Speaking to the merchandise issue, the NFL made a rather silly claim. It argued that league deals, like the Reebok contract, are primarily designed to allow the league to better market the game. A strong unilateral relationship with Reebok strengthens football’s attraction versus other forms of entertainment, spurring television viewership and ticket sales.
In other words, if you believe its attorney, the NFL signed with Reebok not for better or more expensive hats, but because it would increase ticket sales.
Justice Scalia shot this laughable notion down in open court. “The purpose is to make money,” he said. “I don’t think they care whether… [it] promotes the game.”
The NFL delegation was at least smart enough to stay away from labor issues, which would have raised the ire of every union short down to the United Brotherhood of Lemonade Stand Workers. While the NFL Players Association expressed its concern over what a Teflon-coated NFL could do to its players, the league countered that the case has nothing to do with “union issues”.
Of course, that’s true. The case has nothing to do with union issues. What the league will do if it wins has lots to do with the union, however.
Quietly, there has been consternation that the case could have sweeping impact well beyond sports. Any other industry in which independent businesses share a strong common link has its eyes on this case. Health care networks, credit card banks, even fast food chains all share an interest in the outcome.

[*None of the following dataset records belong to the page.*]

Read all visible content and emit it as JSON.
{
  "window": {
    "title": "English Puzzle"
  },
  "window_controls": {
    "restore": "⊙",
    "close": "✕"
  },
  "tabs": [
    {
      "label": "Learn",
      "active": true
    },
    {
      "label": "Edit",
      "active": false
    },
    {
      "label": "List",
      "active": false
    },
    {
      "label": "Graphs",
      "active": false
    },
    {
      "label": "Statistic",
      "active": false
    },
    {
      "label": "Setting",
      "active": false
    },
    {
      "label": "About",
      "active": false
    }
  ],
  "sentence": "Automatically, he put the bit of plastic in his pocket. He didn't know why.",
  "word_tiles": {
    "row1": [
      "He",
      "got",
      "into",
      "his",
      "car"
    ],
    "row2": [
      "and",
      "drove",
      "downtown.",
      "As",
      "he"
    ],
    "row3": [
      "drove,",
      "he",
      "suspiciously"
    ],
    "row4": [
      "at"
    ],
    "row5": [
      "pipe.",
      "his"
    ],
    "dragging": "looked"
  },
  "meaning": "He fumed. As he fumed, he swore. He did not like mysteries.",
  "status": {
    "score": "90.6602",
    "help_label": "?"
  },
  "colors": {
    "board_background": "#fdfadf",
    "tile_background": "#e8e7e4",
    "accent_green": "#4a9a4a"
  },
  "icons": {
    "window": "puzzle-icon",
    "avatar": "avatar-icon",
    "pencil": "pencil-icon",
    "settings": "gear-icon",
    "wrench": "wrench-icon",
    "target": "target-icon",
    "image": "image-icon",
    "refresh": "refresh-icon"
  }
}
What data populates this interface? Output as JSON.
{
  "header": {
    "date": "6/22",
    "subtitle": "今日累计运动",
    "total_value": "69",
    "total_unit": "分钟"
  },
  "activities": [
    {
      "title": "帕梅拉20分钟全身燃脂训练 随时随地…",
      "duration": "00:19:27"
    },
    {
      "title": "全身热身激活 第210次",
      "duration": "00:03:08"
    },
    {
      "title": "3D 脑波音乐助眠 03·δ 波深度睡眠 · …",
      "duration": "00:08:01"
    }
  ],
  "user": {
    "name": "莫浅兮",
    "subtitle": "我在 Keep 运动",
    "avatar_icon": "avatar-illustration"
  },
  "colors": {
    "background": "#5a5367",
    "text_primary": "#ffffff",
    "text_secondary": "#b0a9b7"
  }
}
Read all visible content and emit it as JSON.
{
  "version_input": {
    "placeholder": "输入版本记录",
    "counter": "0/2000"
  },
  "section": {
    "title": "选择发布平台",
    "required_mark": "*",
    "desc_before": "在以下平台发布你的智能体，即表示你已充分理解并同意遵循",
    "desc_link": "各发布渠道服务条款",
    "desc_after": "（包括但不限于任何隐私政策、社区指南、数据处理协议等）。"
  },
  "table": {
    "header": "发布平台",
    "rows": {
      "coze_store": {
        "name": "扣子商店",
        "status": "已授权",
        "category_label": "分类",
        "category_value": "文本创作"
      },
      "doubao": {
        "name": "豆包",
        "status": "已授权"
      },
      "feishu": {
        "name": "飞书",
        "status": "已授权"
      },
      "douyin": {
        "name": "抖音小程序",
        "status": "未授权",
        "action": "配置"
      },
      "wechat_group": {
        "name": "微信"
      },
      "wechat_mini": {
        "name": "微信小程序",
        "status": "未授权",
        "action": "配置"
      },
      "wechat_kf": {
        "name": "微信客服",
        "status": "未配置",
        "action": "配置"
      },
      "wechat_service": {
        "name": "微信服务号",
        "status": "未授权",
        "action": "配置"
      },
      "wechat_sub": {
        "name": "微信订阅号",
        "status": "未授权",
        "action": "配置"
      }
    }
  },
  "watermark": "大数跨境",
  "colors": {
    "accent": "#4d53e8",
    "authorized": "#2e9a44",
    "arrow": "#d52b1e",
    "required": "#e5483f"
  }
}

A ruling for American Needle could leave these businesses open to antitrust lawsuits, while a broad victory for the NFL could leave consumers out in the cold. As one media outlet said, with such wide-ranging implications, the suit could have an “unpredictable and unsettling” impact.
So how is it likely to play out? Early indications are that the case is likely to be sent back to the lower court, and the NFL and friends are unlikely to earn their Teflon antitrust shield. It’s likely that American Needle will ultimately lose in the lower court, however.
And what should we, the sports fans, think from the comfort of our couch? If the Supremes shoot down the NFL’s argument, it would be a victory for fans. Sports are based on competition, two teams battling for victory. If one team always had the advantage, the outcome would be a given, and no one would watch. For a game to be attractive to fans, both teams have to have a shot at winning.
In a way, the same holds true off the field. If the league could behave however it liked, with no threat of penalty or retribution, it would likely die. Decisions would alienate fans, players, vendors, and broadcasters, until the league’s only audience would be itself. Any league’s ongoing success is based on an adversarial system, in which all stakeholders provide a series of checks and balances against each other. Though it occasionally results in strikes and other unfortunate circumstances, it also keeps everyone honest – or at least as honest as they can be expected to be.